Monitor Investments And Adjust As Needed
There is no such thing as passive income, and while investing is as near as you might get, you still need to nurture and look after it. If you want to earn the most value from your money, it pays dividends to keep an eye on it at certain intervals and move things around if required. However, there are right and wrong ways to go about this. Most people will invest and then follow the news cycles incessantly, constantly worrying whether they made the correct choice. This is bad for your mental health and terrible for building wealth. Instead, choose a period, like bi-annually, where you will speak with your financial advisor and see if any adjustments or corrections need to be made. The more you watch the charts going up and down, the more likely you are to make a terrible decision. Always remember that time in the market will yield better results than timing the market.
Seek Professional Financial Advice If You’re Struggling
If everything up until now sounds like advanced algebra, you can always opt to hire the services of a professional advisor.
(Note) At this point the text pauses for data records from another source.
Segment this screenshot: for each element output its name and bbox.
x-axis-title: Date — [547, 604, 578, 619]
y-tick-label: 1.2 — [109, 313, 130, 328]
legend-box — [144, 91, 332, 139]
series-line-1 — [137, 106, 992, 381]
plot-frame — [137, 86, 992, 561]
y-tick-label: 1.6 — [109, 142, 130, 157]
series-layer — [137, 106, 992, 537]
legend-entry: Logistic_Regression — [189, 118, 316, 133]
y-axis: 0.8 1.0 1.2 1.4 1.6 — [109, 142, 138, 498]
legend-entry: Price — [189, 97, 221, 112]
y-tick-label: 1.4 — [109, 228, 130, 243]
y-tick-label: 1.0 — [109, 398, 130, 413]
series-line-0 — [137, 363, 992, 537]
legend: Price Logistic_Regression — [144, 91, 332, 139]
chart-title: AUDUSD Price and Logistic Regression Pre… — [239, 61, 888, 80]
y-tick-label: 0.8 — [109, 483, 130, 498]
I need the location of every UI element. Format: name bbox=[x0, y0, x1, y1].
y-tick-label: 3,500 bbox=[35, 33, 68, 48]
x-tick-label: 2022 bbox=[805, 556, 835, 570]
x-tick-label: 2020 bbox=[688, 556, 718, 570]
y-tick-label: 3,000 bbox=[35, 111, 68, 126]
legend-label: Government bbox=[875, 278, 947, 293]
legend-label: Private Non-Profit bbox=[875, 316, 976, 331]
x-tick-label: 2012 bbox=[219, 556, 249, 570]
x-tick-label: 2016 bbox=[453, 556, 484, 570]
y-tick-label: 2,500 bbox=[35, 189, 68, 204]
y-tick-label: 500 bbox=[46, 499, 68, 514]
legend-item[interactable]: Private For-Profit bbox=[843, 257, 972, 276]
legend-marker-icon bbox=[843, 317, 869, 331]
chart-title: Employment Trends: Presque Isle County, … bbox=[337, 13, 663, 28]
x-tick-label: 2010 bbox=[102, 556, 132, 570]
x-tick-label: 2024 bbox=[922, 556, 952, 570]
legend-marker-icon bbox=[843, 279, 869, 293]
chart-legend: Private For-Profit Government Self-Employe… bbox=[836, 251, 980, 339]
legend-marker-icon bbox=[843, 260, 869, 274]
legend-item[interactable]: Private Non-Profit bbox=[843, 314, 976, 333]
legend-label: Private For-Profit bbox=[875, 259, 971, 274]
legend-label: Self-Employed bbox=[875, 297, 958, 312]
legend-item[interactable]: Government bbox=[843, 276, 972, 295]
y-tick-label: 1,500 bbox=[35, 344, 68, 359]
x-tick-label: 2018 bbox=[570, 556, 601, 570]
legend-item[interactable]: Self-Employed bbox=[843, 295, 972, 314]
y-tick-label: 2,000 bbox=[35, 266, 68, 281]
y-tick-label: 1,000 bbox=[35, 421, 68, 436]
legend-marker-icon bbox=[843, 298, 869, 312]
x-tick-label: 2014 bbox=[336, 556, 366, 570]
These guys have spent years in the industry and will have deep knowledge of where to place money based on your requirements, which will generate the best results. There will be a fee, but in some instances, this is money well spent as it allows you to sleep better at night knowing your money is sitting something building value rather than declining in monetary worth.
Using these tips, you can begin your journey toward financial freedom and the kind of life that you deserve. It isn’t a particularly easy road to travel, but with patience and the ability to invest your money wisely, your money will do most of the heavy lifting for you.